"Are you going to make 'em read when he's going or coming?" Red explained.
"I hadn't thought of that," Johnnie Green replied. "But I guess going would be better. Then if he stands up you can read 'em just the same, without any trouble."
So Johnnie kneeled down beside Timothy Turtle. It took him some time to decide just where he would carve his initials on Timothy's shell. And he had about decided that the best place to put his mark on Mr. Turtle's back would be exactly in the middle of it, when he cried all at once, "Look, Red!

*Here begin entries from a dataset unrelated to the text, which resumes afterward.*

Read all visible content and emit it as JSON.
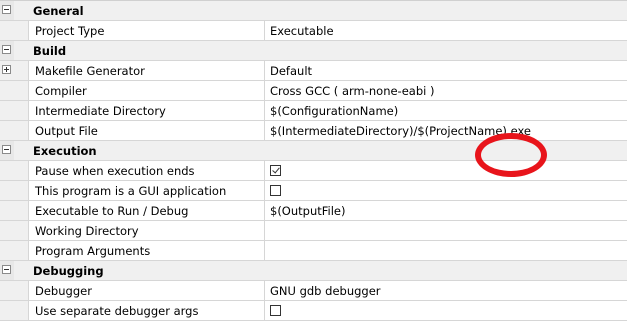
{
  "categories": {
    "general": {
      "label": "General"
    },
    "build": {
      "label": "Build"
    },
    "execution": {
      "label": "Execution"
    },
    "debugging": {
      "label": "Debugging"
    }
  },
  "properties": {
    "project_type": {
      "name": "Project Type",
      "value": "Executable"
    },
    "makefile_generator": {
      "name": "Makefile Generator",
      "value": "Default"
    },
    "compiler": {
      "name": "Compiler",
      "value": "Cross GCC ( arm-none-eabi )"
    },
    "intermediate_directory": {
      "name": "Intermediate Directory",
      "value": "$(ConfigurationName)"
    },
    "output_file": {
      "name": "Output File",
      "value": "$(IntermediateDirectory)/$(ProjectName).exe"
    },
    "pause_when_execution_ends": {
      "name": "Pause when execution ends",
      "checked": true
    },
    "gui_application": {
      "name": "This program is a GUI application",
      "checked": false
    },
    "executable_to_run": {
      "name": "Executable to Run / Debug",
      "value": "$(OutputFile)"
    },
    "working_directory": {
      "name": "Working Directory",
      "value": ""
    },
    "program_arguments": {
      "name": "Program Arguments",
      "value": ""
    },
    "debugger": {
      "name": "Debugger",
      "value": "GNU gdb debugger"
    },
    "separate_debugger_args": {
      "name": "Use separate debugger args",
      "checked": false
    }
  },
  "colors": {
    "annotation_circle": "#e8141b",
    "category_background": "#f0f0f0",
    "grid_line": "#d6d6d6"
  }
}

Look!"
"Whassamatter?" the red-haired boy wanted to know.
"This is the queerest thing I ever heard of!" Johnnie exclaimed. "Here are my initials already cut!"
Red could not believe him, until he had[p. 78] peered at Timothy's shell himself. And then he saw that what Johnnie had said was true.
"There's a date, too," Johnnie pointed out. And he read it aloud. "That's more'n thirty years ago," he declared.
But the red-haired boy laughed boisterously.
"Shucks!" he jeered. "Somebody's been playin' a joke on you. Somebody knew you were lookin' for this old turtle and put your initials and that old date on him just to puzzle you."
Johnnie Green didn't know exactly what to think. But probably he was no more upset than was Timothy Turtle, who was not having a good time at all.